Donc ils étaient échangeables, comme Boulgakov a illustré quand ils s’enregistrent. À côté du nom Panaïev Koroviev signe avec Skabitchevski et Béhémoth fait exactement l’inverse.


Un filet d’esturgeon tout à fait spécial

Dans le texte original l’esturgeon est plus spécifié que dans la traduction française. Boulgakov parle d’un балык [balouk]. Le balouk ou балычок [baloutchok] est un long filet de poisson coupé en un long morceau et ensuite fumé ou salé. Il est très cher.


Le romancier Petrakov-Soukhovieï

Je ne sais pas (encore) s’il existe des prototypes réels pour le romancier Petrakov-Soukhovieï ou sa femme Antonida Porphyrievna. Le mot суховей [soukhoveï] fait allusion à un vent sec chaud et порфир [porfir] est une sorte dure de pierre, comme le granit.


Vodka Moskovskaïa

Московская водка [Moskovskaïa vodka] est, littéralement, Vodka de Moscou. C'est le nom de marque d'une vodka de grain de 40 degrés.

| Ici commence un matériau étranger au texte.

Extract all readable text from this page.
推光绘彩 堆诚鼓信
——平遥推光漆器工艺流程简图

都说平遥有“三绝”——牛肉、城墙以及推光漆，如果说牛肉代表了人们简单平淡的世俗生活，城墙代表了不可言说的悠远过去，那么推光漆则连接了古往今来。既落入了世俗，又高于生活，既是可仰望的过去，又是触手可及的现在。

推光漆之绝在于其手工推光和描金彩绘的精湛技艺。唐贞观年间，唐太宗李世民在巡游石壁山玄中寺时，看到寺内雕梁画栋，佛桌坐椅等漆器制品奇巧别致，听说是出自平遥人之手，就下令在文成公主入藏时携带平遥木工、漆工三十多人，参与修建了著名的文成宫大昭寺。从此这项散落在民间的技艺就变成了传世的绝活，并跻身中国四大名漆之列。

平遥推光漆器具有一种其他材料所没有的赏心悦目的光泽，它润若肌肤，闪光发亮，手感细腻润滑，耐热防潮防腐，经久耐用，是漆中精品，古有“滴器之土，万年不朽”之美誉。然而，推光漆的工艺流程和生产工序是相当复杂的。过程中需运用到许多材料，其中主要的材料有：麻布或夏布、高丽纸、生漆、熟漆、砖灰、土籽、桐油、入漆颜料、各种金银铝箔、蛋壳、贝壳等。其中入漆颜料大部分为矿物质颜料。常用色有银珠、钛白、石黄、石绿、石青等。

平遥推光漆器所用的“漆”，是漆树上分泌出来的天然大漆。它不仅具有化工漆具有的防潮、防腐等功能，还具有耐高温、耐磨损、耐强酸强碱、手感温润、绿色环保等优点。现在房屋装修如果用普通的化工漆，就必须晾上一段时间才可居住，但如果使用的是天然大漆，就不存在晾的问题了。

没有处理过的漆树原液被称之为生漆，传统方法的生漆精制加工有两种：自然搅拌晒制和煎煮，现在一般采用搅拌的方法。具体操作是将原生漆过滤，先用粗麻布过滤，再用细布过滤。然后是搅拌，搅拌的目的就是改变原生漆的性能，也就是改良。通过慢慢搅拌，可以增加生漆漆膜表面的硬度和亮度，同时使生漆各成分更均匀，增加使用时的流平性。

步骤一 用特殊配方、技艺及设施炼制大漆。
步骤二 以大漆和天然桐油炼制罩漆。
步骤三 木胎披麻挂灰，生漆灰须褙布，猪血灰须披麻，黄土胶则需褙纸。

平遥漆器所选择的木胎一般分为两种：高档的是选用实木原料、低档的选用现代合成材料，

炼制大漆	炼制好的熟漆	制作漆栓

L’échotier Boba Kandaloupski

Je ne sais pas (encore) s’il existe un prototype réel pour ce personnage. Боба [Boba] est un diminutif pour Борис [Boris], des кандалы [kandali] sont des chaînes ou des fers et un кандальник [kandalinik] est un prisonnier enchaîné.

Comme Boulgakov dit que Boba Kandaloupski est célèbre dans Moscou pour son «étonnante omniscience», лупский [loupski] pourrait venir de лупа [loupa] ou loupe, ce qui lui permet de voir tout.